Once I went to the rooftop bar of a tall hotel with some friends. We ordered their cheapest bubbly and looked across the glittering skyline of London.
And I thought “I’ve made it. I’ve made it. I’m living the high life!”
It was satisfying for a while.
These shenanigans reached their peak on new year’s eve 2013. I was invited to a party with some celebrities at a posh Soho home. After that night I felt like the world was all mine.
But it was all froth.
Then last year, it all unraveled. I guess it was fate’s way of saying I was aiming for the wrong things.
I went to San Francisco where I wasn’t happy. It felt like a very superficial, materialistic culture. And there were a few times where I met some real jerks.
Of course there were good things about America too, like going to the Sundance Film Festival . And a relationship with somebody I met in SF which felt very meaningful. I also met the kindness of strangers on a few occasions.
Then I raced back to London… trying to regain that feeling that the world was all mine again. But I couldn’t… and I wasn’t happy.
I moved into a flatshare full of drag queens. And started a sales job with blokey men saying how they’d lick a female customer’s feet. And well… it just wasn’t me.
Something had to give. I was so frustrated with everything I punched parked cars. One day I left the office early, bought a cheap bottle of wine and downed it in the park.

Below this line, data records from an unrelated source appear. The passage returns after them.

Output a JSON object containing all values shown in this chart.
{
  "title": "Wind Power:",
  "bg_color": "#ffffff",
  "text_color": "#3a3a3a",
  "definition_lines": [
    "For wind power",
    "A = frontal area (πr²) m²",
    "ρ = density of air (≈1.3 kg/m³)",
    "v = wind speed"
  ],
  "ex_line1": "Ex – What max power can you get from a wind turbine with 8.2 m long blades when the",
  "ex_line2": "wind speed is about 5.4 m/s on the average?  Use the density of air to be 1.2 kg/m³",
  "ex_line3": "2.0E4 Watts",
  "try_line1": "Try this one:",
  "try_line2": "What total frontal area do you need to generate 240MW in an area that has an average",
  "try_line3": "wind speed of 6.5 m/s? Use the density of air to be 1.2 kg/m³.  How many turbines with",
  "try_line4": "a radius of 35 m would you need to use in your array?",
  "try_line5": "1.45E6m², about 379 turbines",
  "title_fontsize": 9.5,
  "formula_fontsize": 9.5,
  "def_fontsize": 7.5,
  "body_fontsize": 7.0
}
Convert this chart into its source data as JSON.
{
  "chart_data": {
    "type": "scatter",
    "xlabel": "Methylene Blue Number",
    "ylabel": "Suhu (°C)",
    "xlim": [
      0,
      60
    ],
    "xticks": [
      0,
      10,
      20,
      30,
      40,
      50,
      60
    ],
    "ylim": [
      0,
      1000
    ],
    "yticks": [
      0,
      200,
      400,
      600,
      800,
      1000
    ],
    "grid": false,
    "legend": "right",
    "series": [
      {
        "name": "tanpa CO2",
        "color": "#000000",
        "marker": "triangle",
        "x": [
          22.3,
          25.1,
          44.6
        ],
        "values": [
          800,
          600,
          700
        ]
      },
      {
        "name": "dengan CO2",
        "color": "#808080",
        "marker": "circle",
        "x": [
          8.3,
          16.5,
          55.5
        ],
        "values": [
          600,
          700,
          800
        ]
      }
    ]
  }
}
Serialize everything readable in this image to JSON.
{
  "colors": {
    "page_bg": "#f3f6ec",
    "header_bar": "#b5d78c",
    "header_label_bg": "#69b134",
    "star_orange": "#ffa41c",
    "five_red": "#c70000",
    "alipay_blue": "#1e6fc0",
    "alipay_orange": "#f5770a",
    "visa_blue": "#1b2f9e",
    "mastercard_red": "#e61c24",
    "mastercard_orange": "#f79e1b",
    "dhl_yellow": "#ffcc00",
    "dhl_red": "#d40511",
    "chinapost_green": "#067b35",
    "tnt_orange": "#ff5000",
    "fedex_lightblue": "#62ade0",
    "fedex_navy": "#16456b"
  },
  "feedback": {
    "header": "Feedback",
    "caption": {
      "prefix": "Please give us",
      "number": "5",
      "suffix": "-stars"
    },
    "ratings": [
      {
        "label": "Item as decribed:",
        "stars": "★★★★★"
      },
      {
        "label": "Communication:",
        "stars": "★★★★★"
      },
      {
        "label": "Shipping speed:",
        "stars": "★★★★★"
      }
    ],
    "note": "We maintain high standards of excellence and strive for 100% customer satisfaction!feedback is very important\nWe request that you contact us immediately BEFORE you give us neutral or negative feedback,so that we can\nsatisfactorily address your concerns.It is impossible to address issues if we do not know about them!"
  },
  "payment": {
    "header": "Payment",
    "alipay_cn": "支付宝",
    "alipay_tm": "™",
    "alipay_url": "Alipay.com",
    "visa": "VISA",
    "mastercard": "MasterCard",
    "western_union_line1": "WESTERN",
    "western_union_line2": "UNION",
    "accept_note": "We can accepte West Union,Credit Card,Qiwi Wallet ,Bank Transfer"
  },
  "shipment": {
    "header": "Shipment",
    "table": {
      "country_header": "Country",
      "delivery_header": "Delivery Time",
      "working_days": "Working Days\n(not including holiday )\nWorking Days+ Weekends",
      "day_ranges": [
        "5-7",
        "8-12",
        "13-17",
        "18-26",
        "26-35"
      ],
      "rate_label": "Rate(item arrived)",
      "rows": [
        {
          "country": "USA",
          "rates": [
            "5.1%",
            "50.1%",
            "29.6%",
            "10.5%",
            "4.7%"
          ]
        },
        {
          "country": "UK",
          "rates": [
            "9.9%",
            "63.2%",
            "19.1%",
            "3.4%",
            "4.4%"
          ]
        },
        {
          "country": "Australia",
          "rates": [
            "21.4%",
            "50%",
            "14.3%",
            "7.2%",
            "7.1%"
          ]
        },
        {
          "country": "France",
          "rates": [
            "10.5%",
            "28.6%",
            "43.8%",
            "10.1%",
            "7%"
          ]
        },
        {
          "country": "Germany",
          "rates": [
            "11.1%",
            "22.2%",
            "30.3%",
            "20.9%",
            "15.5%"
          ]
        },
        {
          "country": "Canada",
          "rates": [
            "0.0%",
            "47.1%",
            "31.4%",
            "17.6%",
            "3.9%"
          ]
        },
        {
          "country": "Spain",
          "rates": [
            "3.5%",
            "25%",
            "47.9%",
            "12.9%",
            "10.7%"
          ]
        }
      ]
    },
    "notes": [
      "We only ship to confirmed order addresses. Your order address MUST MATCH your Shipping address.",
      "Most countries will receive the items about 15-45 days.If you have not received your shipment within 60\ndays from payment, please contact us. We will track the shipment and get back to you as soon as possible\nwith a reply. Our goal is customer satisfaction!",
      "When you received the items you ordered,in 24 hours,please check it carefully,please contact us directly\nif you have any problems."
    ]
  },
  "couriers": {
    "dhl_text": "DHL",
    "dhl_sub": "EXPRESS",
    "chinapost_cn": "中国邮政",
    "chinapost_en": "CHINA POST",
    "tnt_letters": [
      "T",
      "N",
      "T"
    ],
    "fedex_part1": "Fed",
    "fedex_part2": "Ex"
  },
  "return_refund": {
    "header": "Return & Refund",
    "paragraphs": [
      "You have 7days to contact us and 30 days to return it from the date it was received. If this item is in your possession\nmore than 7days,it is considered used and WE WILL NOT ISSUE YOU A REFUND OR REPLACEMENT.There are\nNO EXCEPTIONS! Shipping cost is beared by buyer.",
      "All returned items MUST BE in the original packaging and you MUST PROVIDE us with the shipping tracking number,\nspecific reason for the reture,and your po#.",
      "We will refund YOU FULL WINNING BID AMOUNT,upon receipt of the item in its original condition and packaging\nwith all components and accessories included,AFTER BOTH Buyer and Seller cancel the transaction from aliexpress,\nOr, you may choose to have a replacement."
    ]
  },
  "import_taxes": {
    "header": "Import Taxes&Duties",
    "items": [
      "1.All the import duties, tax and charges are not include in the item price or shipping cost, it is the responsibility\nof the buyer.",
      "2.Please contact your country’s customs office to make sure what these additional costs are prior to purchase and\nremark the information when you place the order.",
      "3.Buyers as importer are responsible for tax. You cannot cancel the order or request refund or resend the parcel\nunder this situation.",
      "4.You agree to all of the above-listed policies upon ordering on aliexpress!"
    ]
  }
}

I left the job the next day.
Then one night I was corned by a friend and we talked until 4am. He made me look at the cold hard truth of these situations. He made me look at why I was pressuring myself into achievement and status. And it was all this unhappiness and anger from school.
When you accept how you’re feeling and all the repressed emotions accumulated over many years – there’s such an incredible, intense release.
I felt like I had a new body, and a new life! It was just incredible!
I spent the last half of the year with my parents. I’m very grateful for them looking after me while I recovered from the burnout.
I’ve moved to Madrid. There’s lots of life and energy here. Rent is cheap. People are very open and friendly. Good food and produce is very cheap. You have time and energy to focus on the the things that matter. For the first time in a while, I feel happy with things. I feel like I don’t have to act to survive.
I’m sure I’m not alone in feeling this way. I meet so many people who’ve had their spirits crushed out of them by a “good school”, university, a mortgage, a “good job” and the breakup they’ve never talked about.
Likewise there’s older entrepreneurs who’ve been tormented for years that I’ve met. They may have a few million quid of assets, but they’re imprisoned in their own heads. They worry about being old and lonely.
And it’s saddening because you know once upon a time these guys had so much energy and life. They were curious trouble-makers. They would dance like nobody was watching. Now they’re stuck.
Whatever work I go onto to do, I want to bring that life back.
Because the reality is: the truth will set you free.